There’s been a lot of on-blog and off-blog chatter about reactions to Brian’s most recent issue of The Canard, which some (though certainly not all) readers found offensive for its satirical use of stereotypes about the Democratic Republic of Congo. Brian wrote a rebuttal to his critics, which also triggered a negative reaction among segments of our readership. Other commenters weighed in to question whether posts in the style of The Onion ought to be held to the same standard as regular academic posts

Despite the strong feelings on all sides, almost everyone conducted themselves in a civil and productive manner. One commentator, however, crossed five or six lines (and an ocean, for good measure) in a reply that concluded with hopes for Brian’s death. I somehow missed the comment for a few hours. My standard response to unacceptable behavior in comments is disemvowelment, but I was unsure whether to leave any trace of the offending reply

Before I could make a decision, Brian’s rebuttal disappeared. PTJ and I independently contacted Brian, who confirmed to us that he had deleted it on his own initiative.

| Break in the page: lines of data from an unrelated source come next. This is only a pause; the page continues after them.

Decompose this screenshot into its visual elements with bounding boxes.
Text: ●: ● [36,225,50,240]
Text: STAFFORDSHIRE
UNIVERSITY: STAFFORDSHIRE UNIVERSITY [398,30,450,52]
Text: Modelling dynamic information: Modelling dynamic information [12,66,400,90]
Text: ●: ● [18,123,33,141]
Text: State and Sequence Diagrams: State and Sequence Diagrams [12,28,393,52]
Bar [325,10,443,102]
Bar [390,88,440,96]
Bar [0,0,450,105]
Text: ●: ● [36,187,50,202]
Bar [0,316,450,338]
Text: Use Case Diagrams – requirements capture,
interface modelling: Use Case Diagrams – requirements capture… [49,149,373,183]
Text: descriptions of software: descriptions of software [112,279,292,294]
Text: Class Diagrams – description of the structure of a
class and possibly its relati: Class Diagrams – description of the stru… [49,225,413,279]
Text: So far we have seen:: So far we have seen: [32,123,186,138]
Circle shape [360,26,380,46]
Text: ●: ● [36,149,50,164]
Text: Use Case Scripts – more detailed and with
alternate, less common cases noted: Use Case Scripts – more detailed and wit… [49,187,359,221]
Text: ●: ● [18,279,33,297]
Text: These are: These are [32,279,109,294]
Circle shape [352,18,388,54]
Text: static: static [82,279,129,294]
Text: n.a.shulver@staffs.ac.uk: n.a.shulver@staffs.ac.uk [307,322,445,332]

I want to take a moment to clarify some important points about the editorial policy of the Duck:

  • We are not a magazine or a journal. Each blogger is an independent writer who is responsible for his or her own content and who produces it free of charge for the benefit of those who feel like reading it. There is no full-time paid editor. We do not censor or modify the substance of posts. I occasionally edit an already-published piece to ensure it conforms to style guidelines, such as font, font size, line spacing, and so forth. But that’s it. So if you want to provide specific feedback on a blogger or on a post, it is most appropriate to email that blogger directly or leave a comment in the thread.
  • Building on that, you should read every post as if it comes with a disclaimer that “the views expressed here do not necessarily represent those of any other blogger at the Duck of Minerva.” In fact we often disagree with one another, sometimes openly. However we also recognize one another’s right to write freely. We hope that the tone and tenor of comments in the future will reflect this basic notion of academic freedom and express concerns or make corrections of fact without needless ad hominem attacks against individual contributors or the community.
  • We expect some basic level of civility from members of our community. We will, at a minimum, edit comments we deem particularly noxious or engaged in unproductive trolling. We reserve the right to disemvowel or delete comments; we will exercise this right at our discretion. Comments that hope for the death of others, for example, will likely be deleted.